Buradasınız
İran’lı Tutsaklar İçin Çağrı

Evin Cezaevinin 350. bölümündeki tutsaklara uygulanan baskı, işkence ve zulmü, hücre cezalarını kınıyoruz
Bu zulümleri yapanları hep birlikte açığa çıkartalım
17 Nisanda, Evin Cezaevinin 350. bölümündeki siyasi ve işçi tutsaklar vahşice dövüldüler. Bu işin sorumlularından biri olan İran Cezaevleri Müdürü, bu saldırıyı reddediyor. Ama yaşananları saklamak mümkün değildir. Biliyoruz ki gerçekleri gizlemek, yalan söylemek, İran İslam Cumhuriyeti’nin her zaman yaptığı bir şeydir. Müdür, yalnızca rutin bir arama yapıldığını söylüyor. Gerçek bu değil. Cezaevindeki askerlerin yanı sıra, sivil giyimli ama yüzlerini saklayan istihbaratçılar da, yüksek rütbeli görevlilerin gözünün önünde tutsakları vahşice dövdüler. Sanki bir film çeker gibi, yaşananları kamerayla kayıt altına aldılar. Bunun senaryosunun önceden hazırlandığı açıktır. Olaylar şunu gösteriyor ki, aramalar yalnızca insanları ezip, dövüp, yıldırmak için bir bahanedir.30 yıldır cezaevlerinde olan siyasi tutsaklar, İran İslam faşizminin tutsaklara reva gördüğü tutumlara karşı durmaksızın mücadele ediyorlar. Ama eskiden bu mücadele ülke içinde ve dışında fazla yankı bulmuyordu. 26 yıl önce cezaevlerinde yapılan katliamdan sonra mücadele geri çekilmişti. Fakat on yıl önce, insan haklarına karşı olan İran hükümetine karşı çıkan insanların sayısı arttı. Bu nedenle de siyasi tutukluların sayısı arttı. Egemenlerin arasında, özellikle siyasi polisin içinde yeni çatlaklar oluştu. Bununla birlikte siyasi tutukluların mücadelesi, her gün yeni bir boyuta ulaştı. Bazı durumlarda isyanlar ortaya çıktı. 2009’dan sonra bu çatlaklar daha da büyüyüp, siyasi polisin içinde de kendisini daha fazla gösterdi. Ülke içinde ve dışında İran Cumhuriyeti’nin meşruiyeti gün be gün azaldı. Tutsakların mücadelesi genişlemiş ve farklı şekiller almıştır. Meselâ tek tek ya da toplu açlık grevleri, toplu dilekçeler ve şikâyetler, basın açıklamaları, idamlara karşı çıkmak, dünya çapında idam karşıtı kampanyaların sayısı gün be gün artıyor.

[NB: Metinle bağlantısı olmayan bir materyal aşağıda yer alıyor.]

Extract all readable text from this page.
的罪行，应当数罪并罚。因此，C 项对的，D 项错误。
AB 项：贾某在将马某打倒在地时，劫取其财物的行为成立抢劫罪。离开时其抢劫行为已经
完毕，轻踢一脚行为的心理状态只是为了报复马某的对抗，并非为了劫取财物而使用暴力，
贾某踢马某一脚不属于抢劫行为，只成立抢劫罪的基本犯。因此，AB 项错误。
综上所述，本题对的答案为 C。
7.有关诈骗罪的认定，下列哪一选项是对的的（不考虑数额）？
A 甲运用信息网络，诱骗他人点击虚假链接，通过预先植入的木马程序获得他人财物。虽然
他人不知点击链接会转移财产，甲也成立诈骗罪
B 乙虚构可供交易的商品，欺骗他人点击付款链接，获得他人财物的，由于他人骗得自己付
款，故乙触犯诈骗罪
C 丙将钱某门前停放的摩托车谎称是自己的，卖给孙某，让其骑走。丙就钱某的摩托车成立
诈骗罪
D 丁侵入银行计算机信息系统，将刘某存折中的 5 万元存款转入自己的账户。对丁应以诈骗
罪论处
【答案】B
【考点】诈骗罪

Evin Cezaevi ve Gohardeşt Cezaevi mücadelenin merkezleri durumundadır. Bu iki cezaevindeki siyasi tutsaklar, içeride ve dışarıdaki tüm olaylara tepki gösteriyorlar. Bunun zeminini döşeyen, istemeyerek de olsa İran rejimidir. Boyun eğmeyen siyasi mahkûmların çoğunu bu iki cezaevine toplamıştır. Özellikle de Gohardeşt’teki tutsaklar ülkedeki veya cezaevindeki her türlü haksızlıklara karşı çıkıyorlar. 8 ay önce Gohardeşt’in 12. bölümündeki koğuş temsilcisi seçimlerinde, tutsakların hükümetin istediği insanları dışlayarak kendi temsilcilerini seçmeleri hükümete bu cezaevinde dilediği gibi davranamayacağını gösterdi. Bu seçimlerden sonra siyasi tutsakların mücadelesi farklı bir seviyeye yükseldi. Evin Cezaevinde olan olaylar bir daha gösterdi ki, İran rejimi seçilen bu üç kişiye (Şahruk Zamani, Simko Hılgati, Halid Herdani) düşmanlık ve kin gütmektedir. Simko Hılgati elbiseleri çıkarılarak polis tarafından coplanmıştır. Şahruk Zamani’ye ise eziyet ve zulüm edilmeye devam ediliyor.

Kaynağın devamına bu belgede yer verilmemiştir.